Presidenta: Sabe, Luciano, são investimentos que, além de trazer dinheiro e novas tecnologias, também vão gerar emprego para milhares de trabalhadores. Eu vou te dar alguns exemplos. A ZTE, que é uma grande empresa estatal chinesa que produz equipamentos para a área de comunicação, a ZTE vai construir uma nova fábrica, com investimento de mais de R$ 350 milhões, gerando milhares de novos empregos em Hortolândia, no interior de São Paulo. Outro exemplo foi a Foxconn, que é uma grande empresa, líder no setor de componentes para computadores, celulares e televisores. Esta empresa propôs, e nós vamos começar as negociações para a instalação de uma fábrica no Brasil que irá produzir telas de celulares, telas de televisores e telas de tablets, aqueles computadores pequenos que funcionam com um toque de dedo. Sabes qual, Luciano?

Luciano Seixas: Sim, Presidenta.

Presidenta: Nós não achamos que será fácil. Nós vamos ter muito trabalho pela frente, vamos ter de formar brasileiros e brasileiras capacitados para trabalhar nesta área de tecnologia de informação. Mas uma coisa é certa: as empresas não estão vindo para cá por acaso. No ano passado, o Brasil foi o terceiro país que mais vendeu computador no mundo, e isso significa um grande mercado potencial.

Luciano Seixas: E, com certeza, vai baratear o custo desses equipamentos aqui no Brasil.

Presidenta: Exatamente. Nós vamos popularizar esses equipamentos. Queremos que eles sejam comprados por qualquer cidadão.

Luciano Seixas: E que produtos brasileiros nós vamos vender para a China?

Presidenta: Um dos acordos que firmamos foi abrir o mercado chinês para a exportação de carne de porco. Um outro, ainda, foi para a venda de aviões. A Embraer já vende aviões para a China mas, nessa viagem, nós combinamos a venda de 35 aviões da família B-190. São jatos que vão gerar em torno de US$ 1 bilhão para o Brasil.

Luciano Seixas: Isso tudo melhora bastante o nosso comércio com a China, não é?

Presidenta: Sem dúvida, Luciano, melhora, sim.
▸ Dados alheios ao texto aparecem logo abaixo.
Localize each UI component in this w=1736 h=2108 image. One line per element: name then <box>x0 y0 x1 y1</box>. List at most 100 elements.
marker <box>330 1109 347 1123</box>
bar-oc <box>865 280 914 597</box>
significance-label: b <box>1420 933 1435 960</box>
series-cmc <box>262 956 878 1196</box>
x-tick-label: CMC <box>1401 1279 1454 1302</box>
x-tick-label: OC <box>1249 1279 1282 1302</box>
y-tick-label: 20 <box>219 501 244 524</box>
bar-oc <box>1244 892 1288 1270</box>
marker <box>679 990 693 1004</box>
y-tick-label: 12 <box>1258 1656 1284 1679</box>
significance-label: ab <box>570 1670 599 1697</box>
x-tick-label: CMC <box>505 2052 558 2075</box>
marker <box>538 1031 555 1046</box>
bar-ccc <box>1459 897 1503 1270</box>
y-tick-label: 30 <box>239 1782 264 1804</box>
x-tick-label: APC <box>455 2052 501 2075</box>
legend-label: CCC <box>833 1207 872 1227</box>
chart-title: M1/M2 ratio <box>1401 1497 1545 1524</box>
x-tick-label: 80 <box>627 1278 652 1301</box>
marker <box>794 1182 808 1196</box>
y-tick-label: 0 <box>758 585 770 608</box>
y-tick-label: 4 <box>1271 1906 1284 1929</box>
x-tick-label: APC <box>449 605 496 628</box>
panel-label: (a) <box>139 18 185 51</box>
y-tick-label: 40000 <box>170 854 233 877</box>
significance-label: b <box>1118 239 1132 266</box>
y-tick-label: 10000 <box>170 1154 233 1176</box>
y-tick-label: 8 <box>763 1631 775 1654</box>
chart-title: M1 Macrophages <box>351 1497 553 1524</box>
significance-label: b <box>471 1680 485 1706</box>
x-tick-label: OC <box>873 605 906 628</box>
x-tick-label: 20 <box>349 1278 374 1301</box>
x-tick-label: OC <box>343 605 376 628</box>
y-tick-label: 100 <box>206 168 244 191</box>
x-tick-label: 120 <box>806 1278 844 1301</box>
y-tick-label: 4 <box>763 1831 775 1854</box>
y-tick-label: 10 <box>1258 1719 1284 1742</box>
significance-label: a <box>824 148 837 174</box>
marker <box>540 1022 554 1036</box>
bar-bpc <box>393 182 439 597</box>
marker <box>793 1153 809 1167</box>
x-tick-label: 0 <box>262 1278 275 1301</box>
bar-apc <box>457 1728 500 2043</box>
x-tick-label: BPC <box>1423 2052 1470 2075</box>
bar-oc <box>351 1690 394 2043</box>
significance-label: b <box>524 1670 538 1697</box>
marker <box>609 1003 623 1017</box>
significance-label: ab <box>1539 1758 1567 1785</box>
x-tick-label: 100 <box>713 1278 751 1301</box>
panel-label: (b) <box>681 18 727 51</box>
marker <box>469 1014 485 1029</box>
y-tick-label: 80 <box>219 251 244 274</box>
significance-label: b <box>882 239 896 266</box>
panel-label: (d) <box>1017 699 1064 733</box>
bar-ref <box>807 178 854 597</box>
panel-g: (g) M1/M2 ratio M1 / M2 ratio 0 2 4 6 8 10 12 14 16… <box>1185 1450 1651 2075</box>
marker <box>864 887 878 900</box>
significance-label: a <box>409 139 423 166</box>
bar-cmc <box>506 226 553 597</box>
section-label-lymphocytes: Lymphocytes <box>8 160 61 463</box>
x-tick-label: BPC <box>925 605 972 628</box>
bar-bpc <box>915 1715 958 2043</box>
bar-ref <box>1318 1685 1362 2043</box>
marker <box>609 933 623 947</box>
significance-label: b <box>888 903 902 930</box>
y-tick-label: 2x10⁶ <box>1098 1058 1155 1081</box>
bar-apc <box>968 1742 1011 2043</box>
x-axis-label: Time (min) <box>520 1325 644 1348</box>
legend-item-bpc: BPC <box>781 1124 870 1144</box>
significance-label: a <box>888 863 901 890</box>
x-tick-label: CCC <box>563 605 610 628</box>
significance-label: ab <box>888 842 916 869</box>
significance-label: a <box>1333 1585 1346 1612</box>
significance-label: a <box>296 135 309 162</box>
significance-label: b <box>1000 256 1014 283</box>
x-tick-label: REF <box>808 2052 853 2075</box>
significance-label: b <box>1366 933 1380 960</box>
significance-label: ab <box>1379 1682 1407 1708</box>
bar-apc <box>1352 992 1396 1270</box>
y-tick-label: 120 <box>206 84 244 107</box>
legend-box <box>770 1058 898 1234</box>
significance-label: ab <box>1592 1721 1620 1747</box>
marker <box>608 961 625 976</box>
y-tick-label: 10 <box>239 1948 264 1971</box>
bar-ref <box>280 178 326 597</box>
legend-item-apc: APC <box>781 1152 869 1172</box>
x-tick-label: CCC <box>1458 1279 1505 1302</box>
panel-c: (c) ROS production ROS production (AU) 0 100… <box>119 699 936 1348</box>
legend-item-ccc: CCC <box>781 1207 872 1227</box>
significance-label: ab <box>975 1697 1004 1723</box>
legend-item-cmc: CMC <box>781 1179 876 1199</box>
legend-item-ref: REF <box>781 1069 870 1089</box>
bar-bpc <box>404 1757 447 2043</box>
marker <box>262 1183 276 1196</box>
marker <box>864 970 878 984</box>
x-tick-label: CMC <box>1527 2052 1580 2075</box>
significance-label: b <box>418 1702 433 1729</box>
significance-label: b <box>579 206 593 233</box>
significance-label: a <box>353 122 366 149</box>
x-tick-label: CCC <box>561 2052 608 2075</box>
Olha, desde 2004, quando o presidente Lula esteve pela primeira vez na China, nós evoluímos muito no volume do nosso comércio, e a China tornou-se o nosso maior parceiro comercial. Essa parceria tem sido boa em vários setores. Nós realizamos, por exemplo, várias pesquisas e iniciativas na área de satélite. Lançamos, juntos, três satélites, e agora vamos lançar o quarto e o quinto. Esses satélites servem para acompanhar a agricultura, ver como está a lavoura, e também monitorar a Amazônia. E essa parceria vai ser muito importante para a implantação do nosso programa de prevenção de catástrofes.
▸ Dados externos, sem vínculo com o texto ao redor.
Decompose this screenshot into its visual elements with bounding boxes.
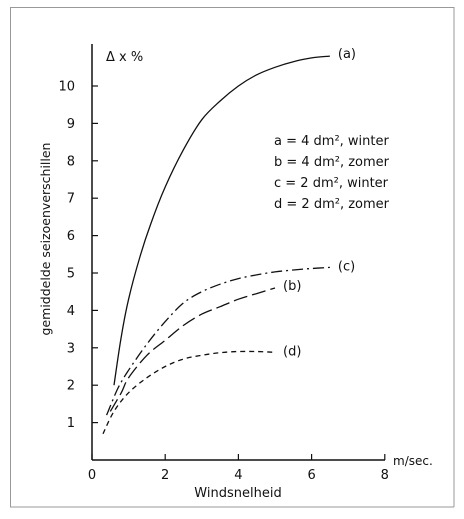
y-tick-label: 9: [67, 117, 75, 132]
x-tick-label: 0: [88, 468, 96, 483]
series-label: (d): [283, 344, 301, 359]
y-tick-label: 1: [67, 416, 75, 431]
legend-entry: d = 2 dm², zomer: [274, 197, 390, 212]
y-tick-label: 10: [58, 80, 75, 95]
chart-frame: 1 2 3 4 5 6 7 8 9 10 0 2 4 6 8 Δ x % m/sec. Windsnelh…: [10, 7, 458, 513]
y-tick-label: 6: [67, 229, 75, 244]
line-chart: 1 2 3 4 5 6 7 8 9 10 0 2 4 6 8 Δ x % m/sec. Windsnelh…: [10, 7, 455, 508]
series-label: (b): [283, 279, 301, 294]
y-axis-label: gemiddelde seizoenverschillen: [38, 143, 53, 336]
series-line-b: [109, 287, 276, 412]
y-tick-label: 5: [67, 267, 75, 282]
y-tick-label: 8: [67, 154, 75, 169]
legend-entry: b = 4 dm², zomer: [274, 155, 390, 170]
y-tick-label: 2: [67, 379, 75, 394]
x-tick-label: 4: [234, 468, 242, 483]
x-tick-label: 2: [161, 468, 169, 483]
legend-entry: c = 2 dm², winter: [274, 176, 389, 191]
legend-entry: a = 4 dm², winter: [274, 134, 389, 149]
legend: a = 4 dm², winter b = 4 dm², zomer c = 2 d…: [274, 134, 390, 212]
series-curves: (a) (b) (c) (d): [102, 47, 356, 435]
series-line-a: [113, 55, 330, 386]
y-axis-ticks: 1 2 3 4 5 6 7 8 9 10: [58, 80, 98, 431]
y-tick-label: 4: [67, 304, 75, 319]
y-tick-label: 3: [67, 341, 75, 356]
x-tick-label: 8: [381, 468, 389, 483]
y-tick-label: 7: [67, 192, 75, 207]
x-tick-label: 6: [307, 468, 315, 483]
x-axis-unit: m/sec.: [393, 454, 433, 468]
series-line-c: [106, 266, 330, 416]
x-axis-label: Windsnelheid: [194, 486, 281, 501]
x-axis-ticks: 0 2 4 6 8: [88, 454, 389, 483]
y-axis-unit: Δ x %: [106, 50, 143, 65]
series-label: (c): [338, 259, 355, 274]
series-label: (a): [338, 47, 356, 62]
series-line-d: [102, 350, 276, 435]
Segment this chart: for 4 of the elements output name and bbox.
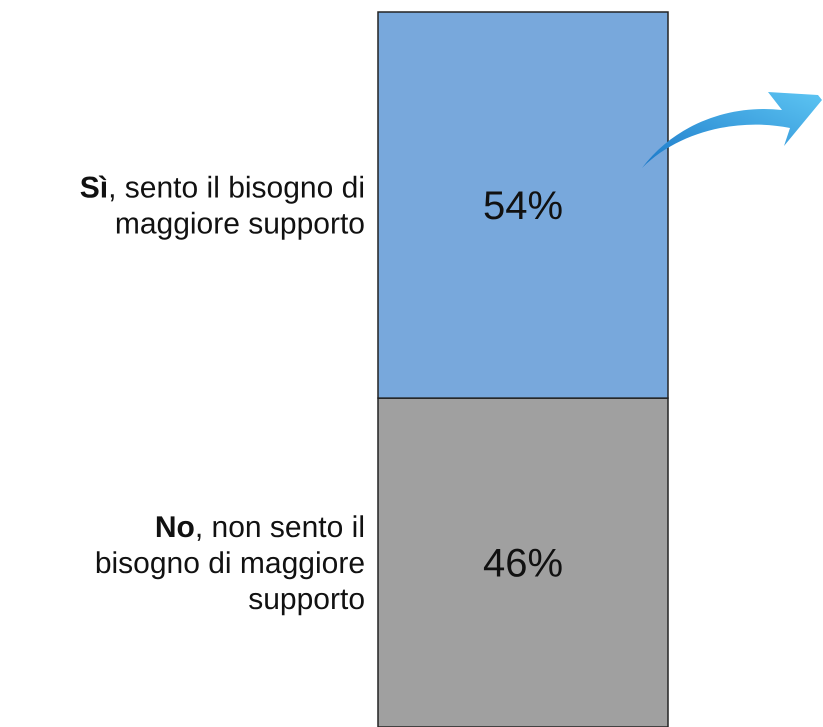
data-label: 54% bbox=[482, 184, 564, 228]
data-label: 46% bbox=[482, 542, 564, 586]
text: Sì, sento il bisogno di maggiore supporto bbox=[80, 172, 365, 241]
text: No, non sento il bisogno di maggiore supporto bbox=[94, 511, 365, 616]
Luciano Seixas: A senhora saiu satisfeita, então?

Presidenta: Muito satisfeita. Acho que foi um salto de qualidade nas nossas relações. Mas ainda queremos mais. Hoje nós vendemos muita matéria-prima para a China. Queremos vender a matéria-prima, mas também queremos vender os produtos mais elaborados. Vou explicar com um exemplo: o produto que mais vendemos para os chineses é o minério de ferro. Queremos também vender aço e mesmo produtos acabados de aço. Estou muito confiante na cooperação mútua entre o Brasil e a China.

Luciano Seixas: Falando em cooperação mútua, a senhora também esteve na reunião dos BRICS, cujo nome é composto pelas letras B, de Brasil; R, de Rússia; I, de Índia; C, de China; e agora S, de South África – África do Sul, em inglês. Como é que foi, Presidenta?

Presidenta: Foi muito importante, Luciano. Nessa reunião dos BRICS, nós discutimos temas importantes para os países em desenvolvimento, como o combate à pobreza, um comércio mundial mais equilibrado e o controle da especulação financeira, responsável pela crise. Também, Luciano, uma outra questão é importante: o Brasil foi convidado, pela primeira vez, para participar de um fórum – o Fórum de Boao – que reúne todos os governos, os empresários e as lideranças da Ásia. No Fórum de Boao, eu manifestei para o Primeiro-Ministro japonês, que estava presente, a solidariedade do governo e do povo brasileiro.

Luciano Seixas: Presidenta, estamos chegando ao fim do nosso bate-papo. Obrigado e até a semana que vem.

Presidenta: Eu é que agradeço, Luciano. Tchau!

Luciano Seixas: Você pode acessar este programa na internet. O endereço é www.cafe.ebc.com.br. Voltamos na segunda-feira. Até lá!